The core of the system consisted of two neural implants: 2.4 mm by 4 mm microelectrode arrays with 60 electrodes. But where to put them?

imgIllustration: UPMC/Pitt Health Sciences

The researchers began the experiment by tracking the magnetic fields coming from the brain’s neurons when the test subject, Nathan Copeland, imagined something touching different parts of his hand. By combining the readings with magnetic resonance imaging, they created a map of groups of neurons in the S1 cortex associated with feeling in the thumb, index finger, little finger, and palm.

Guided by the map, the researchers cut into the test subject’s brain, inserting the implants about a sheet of paper away from the relevant neurons.

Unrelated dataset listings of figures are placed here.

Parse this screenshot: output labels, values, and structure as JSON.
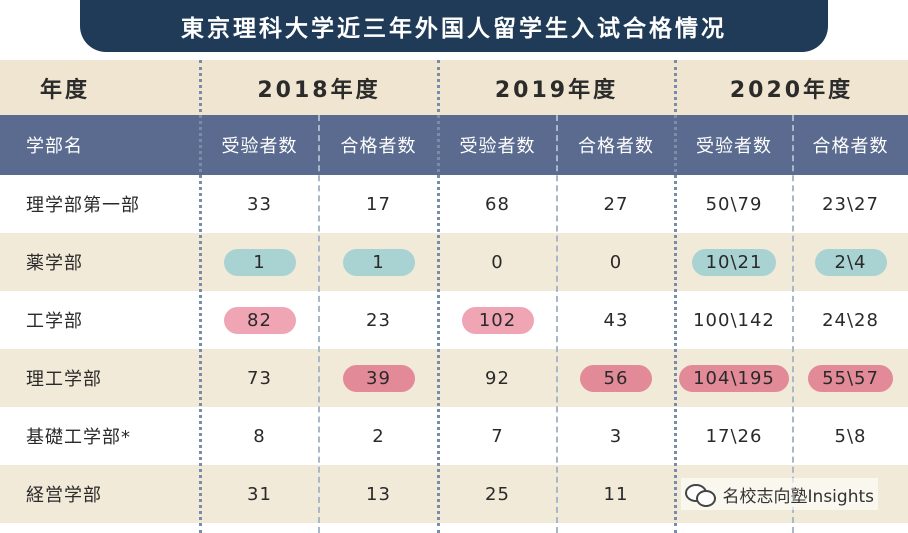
{
  "title": "東京理科大学近三年外国人留学生入试合格情况",
  "years": [
    "年度",
    "2018年度",
    "2019年度",
    "2020年度"
  ],
  "headers": [
    "学部名",
    "受验者数",
    "合格者数",
    "受验者数",
    "合格者数",
    "受验者数",
    "合格者数"
  ],
  "rows": [
    {
      "name": "理学部第一部",
      "cells": [
        {
          "v": "33",
          "hl": ""
        },
        {
          "v": "17",
          "hl": ""
        },
        {
          "v": "68",
          "hl": ""
        },
        {
          "v": "27",
          "hl": ""
        },
        {
          "v": "50\\79",
          "hl": ""
        },
        {
          "v": "23\\27",
          "hl": ""
        }
      ]
    },
    {
      "name": "薬学部",
      "cells": [
        {
          "v": "1",
          "hl": "teal"
        },
        {
          "v": "1",
          "hl": "teal"
        },
        {
          "v": "0",
          "hl": ""
        },
        {
          "v": "0",
          "hl": ""
        },
        {
          "v": "10\\21",
          "hl": "teal"
        },
        {
          "v": "2\\4",
          "hl": "teal"
        }
      ]
    },
    {
      "name": "工学部",
      "cells": [
        {
          "v": "82",
          "hl": "pink"
        },
        {
          "v": "23",
          "hl": ""
        },
        {
          "v": "102",
          "hl": "pink"
        },
        {
          "v": "43",
          "hl": ""
        },
        {
          "v": "100\\142",
          "hl": ""
        },
        {
          "v": "24\\28",
          "hl": ""
        }
      ]
    },
    {
      "name": "理工学部",
      "cells": [
        {
          "v": "73",
          "hl": ""
        },
        {
          "v": "39",
          "hl": "rose"
        },
        {
          "v": "92",
          "hl": ""
        },
        {
          "v": "56",
          "hl": "rose"
        },
        {
          "v": "104\\195",
          "hl": "rose"
        },
        {
          "v": "55\\57",
          "hl": "rose"
        }
      ]
    },
    {
      "name": "基礎工学部*",
      "cells": [
        {
          "v": "8",
          "hl": ""
        },
        {
          "v": "2",
          "hl": ""
        },
        {
          "v": "7",
          "hl": ""
        },
        {
          "v": "3",
          "hl": ""
        },
        {
          "v": "17\\26",
          "hl": ""
        },
        {
          "v": "5\\8",
          "hl": ""
        }
      ]
    },
    {
      "name": "経営学部",
      "cells": [
        {
          "v": "31",
          "hl": ""
        },
        {
          "v": "13",
          "hl": ""
        },
        {
          "v": "25",
          "hl": ""
        },
        {
          "v": "11",
          "hl": ""
        },
        {
          "v": "",
          "hl": ""
        },
        {
          "v": "",
          "hl": ""
        }
      ]
    }
  ],
  "footer": {
    "text": "名校志向塾Insights",
    "icon": "wechat-icon"
  },
  "colors": {
    "title_bg": "#1f3b57",
    "header_bg": "#5a6b8f",
    "beige": "#f2ead8",
    "teal": "#a9d2d3",
    "pink": "#f0a5b4",
    "rose": "#e38a99"
  }
}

The microelectrode arrays linked up to metal pedestals that stuck outside his skin for connection to an external electric stimulator.

For the first couple of weeks after the surgery, Copeland described tingling throughout the entire body, then after only in the hands. This was caused by random neurons firing, which eventually died down.

The team connected Copeland’s implants via cables to a micro-stimulation system.  They began stimulating neurons with little pulses of electricity and tracked the subject’s responses.

Over the next few weeks, during stimulation the patient reported variations of pressure, touches, vibrations, and tingles that felt as if they occurred at joints and below the skin of a hand. The mappings between brain regions and hand sensations were fairly consistent over the six months, Gaunt says.

For the grand test, they blindfolded the subject and hooked him up to a robotic hand. When they pressed one of the fingers of the hand, it communicated with the implant, which fired the neurons in the region of the brain corresponding to that finger. At first, the patient was able to correctly identify the location about 85 percent of the time. Then, as he got used to it, he reached 100 percent.

The mapping between brain regions and sensations and their location on the hand could be unique to each person. Or they could change day by day, requiring different calibration, but “I fully expect it to work in other people,” says Bolu Ajiboye, a Case Western Reserve University neuroengineer who was not involved in the study. He’s working on a clinical trial to restore movement, not sensation, via microelectrode stimulation of the brain.

There are several limitations to the system, Gaunt notes. For one, the test subject described some of the sensations as normal but others as electrical tingles.

Also, the team could not replicate the behavior in all parts of the hand–for example, the tips of fingers. Gaunt suggests that the implant’s electrodes may not have been positioned in quite the right spot to stimulate the needed neurons.

The research is a “proof of principle,” that “possibly natural perceptions” can appear after stimulation, says Zelma Kiss, a neurosurgeon and expert in deep-brain microstimulation at the University of Calgary in Alberta, Canada, who was also not involved.

She says it’s not clear how many microelectrode arrays are needed to cover sensation in the whole hand. The more arrays, the more implants and more wires needed.

Gaunt says his team is now working on improving performance as well as exploring how the implant can help with delicate motion tasks alongside a motion control implant.

But progress is likely to be slow. “It’s important to remember that these experiments are really, really hard,” Ajiboye says.